O livro, publicado em 2012 e agraciado com o Prêmio Jabuti, o mais prestigiado reconhecimento da literatura brasileira, abre-se com a epígrafe de Sérgio Sampaio: “o pior dos temporais aduba o jardim” (9). Essa epígrafe atua como um orientador de leitura na medida em que os poemas se apresentam ao leitor e dão a ver um sujeito poético vindo do temporal, ou em meio ao temporal, que o impele ao futuro, como o Anjo de Klee, lido por Walter Benjamin (1996, Tese IX Sobre o Conceito de História), permitindo situar o próprio livro, a linguagem que ele encena, como a matéria-terra que a chuva forte aduba, faz florescer e vicejar, na agoridade dos poemas, no jogo de vozes, entre as inúmeras referências que permeiam, mais uma vez, o trabalho de Assunção.

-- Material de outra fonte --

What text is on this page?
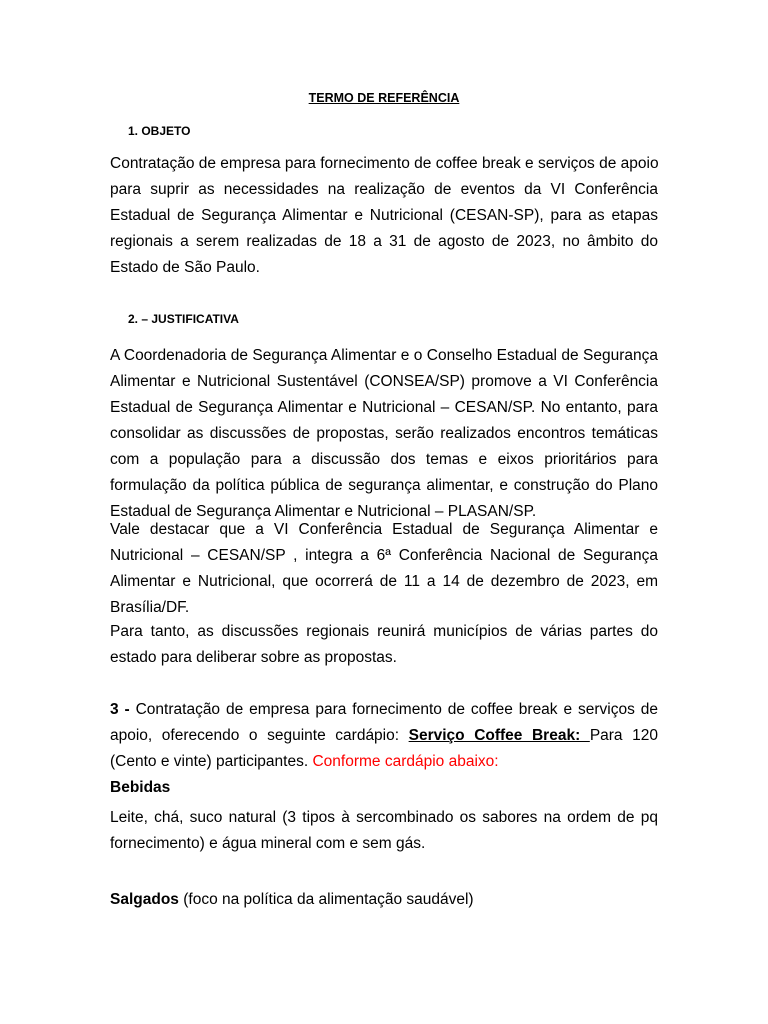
TERMO DE REFERÊNCIA
1. OBJETO

Contratação de empresa para fornecimento de coffee break e serviços de apoio
para suprir as necessidades na realização de eventos da VI Conferência
Estadual de Segurança Alimentar e Nutricional (CESAN-SP), para as etapas
regionais a serem realizadas de 18 a 31 de agosto de 2023, no âmbito do
Estado de São Paulo.

2. – JUSTIFICATIVA

A Coordenadoria de Segurança Alimentar e o Conselho Estadual de Segurança
Alimentar e Nutricional Sustentável (CONSEA/SP) promove a VI Conferência
Estadual de Segurança Alimentar e Nutricional – CESAN/SP. No entanto, para
consolidar as discussões de propostas, serão realizados encontros temáticas
com a população para a discussão dos temas e eixos prioritários para
formulação da política pública de segurança alimentar, e construção do Plano
Estadual de Segurança Alimentar e Nutricional – PLASAN/SP.

Vale destacar que a VI Conferência Estadual de Segurança Alimentar e
Nutricional – CESAN/SP , integra a 6ª Conferência Nacional de Segurança
Alimentar e Nutricional, que ocorrerá de 11 a 14 de dezembro de 2023, em
Brasília/DF.

Para tanto, as discussões regionais reunirá municípios de várias partes do
estado para deliberar sobre as propostas.

3 - Contratação de empresa para fornecimento de coffee break e serviços de
apoio, oferecendo o seguinte cardápio: Serviço Coffee Break: Para 120
(Cento e vinte) participantes. Conforme cardápio abaixo:

Bebidas

Leite, chá, suco natural (3 tipos à sercombinado os sabores na ordem de pq
fornecimento) e água mineral com e sem gás.

Salgados (foco na política da alimentação saudável)
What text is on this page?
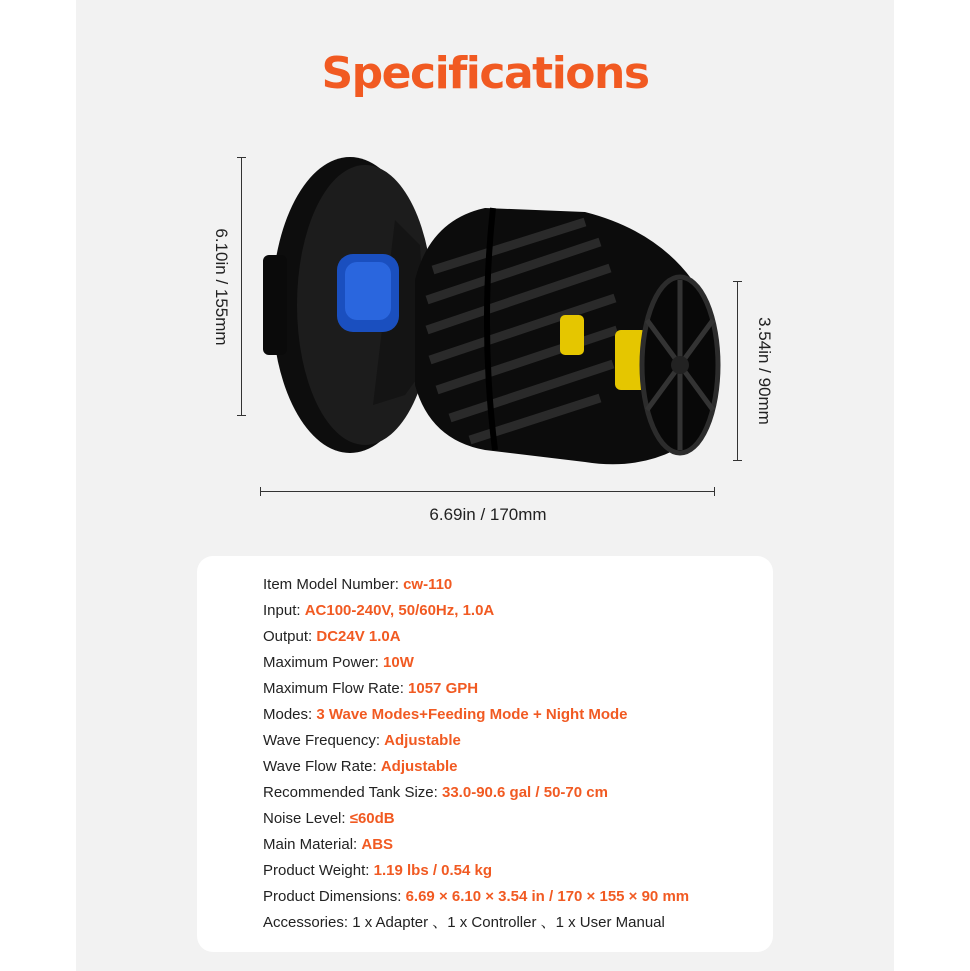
Specifications
6.10in / 155mm
3.54in / 90mm
6.69in / 170mm
Item Model Number: cw-110
Input: AC100-240V, 50/60Hz, 1.0A
Output: DC24V 1.0A
Maximum Power: 10W
Maximum Flow Rate: 1057 GPH
Modes: 3 Wave Modes+Feeding Mode + Night Mode
Wave Frequency: Adjustable
Wave Flow Rate: Adjustable
Recommended Tank Size: 33.0-90.6 gal / 50-70 cm
Noise Level: ≤60dB
Main Material: ABS
Product Weight: 1.19 lbs / 0.54 kg
Product Dimensions: 6.69 × 6.10 × 3.54 in / 170 × 155 × 90 mm
Accessories: 1 x Adapter 、1 x Controller 、1 x User Manual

Em A voz do ventríloquo, os escombros do mundo, do amor, da cidade se confundem com os escombros do sujeito, que recolhe os restos dos naufrágios e reconstrói a nau da experiência com as velas das dores, o leme da palavra, o lirismo de quem ainda acredita na poesia sem âncoras, vertiginosamente mar adentro:
A VERTIGEM DO CAOS
um estranho, entre estranhos, nômade
entre escombros, procuro sem
procurar, um não-lugar, um ventre
de látex de uma replicante quase
humana, as ruínas enfim apaziguadas
da bombonera, as águas que refluem
por dentro da baía de todos
os infernos, ali, onde a eternidade
são os dentes de estanho do último sol
mastigando oceanos como fatias
de pizza lançadas ao ocaso
do fundo de um naufrágio, ante
a dança misteriosa de um feiticeiro cherokee
(ASSUNÇÃO, 2012, p. 46)
A ÚLTIMA LIQUIDAÇÃO
quase nada mais a dizer
a não ser os súbitos lumes
dessas luas opacas, cabeças
de bonecas destroçadas,
clarões de nenhum lugar na mente
destronada, o ônibus em chamas
na noite escura
a fuligem sufoca o céu
e o outdoor anuncia a última
liquidação dos sentidos,
sílabas caídas, penduradas, frases
que não dizem nada,
ante o rugir das labaredas
e o cheiro de gasolina queimada
(ASSUNÇÃO, 2012, p. 76)
ÀS VEZES AS NOITES SÃO FRIAS
risadas chegam de longe, o vento
sobra de ontem, nada que a brisa
dissipe, a mancha vermelha de sangue,
um anjo com asas de areia, pousado
no beiral da janela, treme de frio, inútil, uma
lástima, no olho esquerdo uma lágrima,
chove sobre os gerânios, cavalos
tremulam as crinas, sombras vestidas
de névoa, sirenes dobram esquinas
luzes se apagam na sala, espelhos,
gilete, uma bic, a pilha de pratos
na pia, a garrafa de vinho vazia
a mancha vermelha de ontem, nada
que a brisa dissipe, o vento sobra
de sangue, risadas chegam de longe
(ASSUNÇÃO, 2012, p. 47)
COMO SE CHAMA?
a tarde aspira o aroma do incenso
a vida dura um tempo
mínima moldura onde flora e transfigura
o que se fez fundo, beijo, iluminura
e como se chama mesmo aquilo que se faz
em nós, nômades em paz na borda de um oásis,
a brisa breve valsa sem nenhum alarde
névoa espessa, uma vez desfeita, nunca mais
(ASSUNÇÃO, 2012, p. 68)
Ouvem-se na caixa acústica dos versos, a algaravia do erudito e do popular, da cultura de massa, o silêncio do zen, o rock, a voz de personagens de quadrinhos, sons dos ritos africanos, a voz do ventríloquo que é falado e fala e a voz do sujeito poético dos poemas, lírica e contundente, diante da experiência que lhe invade os sonhos, os sentidos, brisa breve valsa, a vida mesmo – entre ruínas, mas também com o leve aceno de memórias afetivas, tênues e sutis como madeleines proustianas, iluminuras.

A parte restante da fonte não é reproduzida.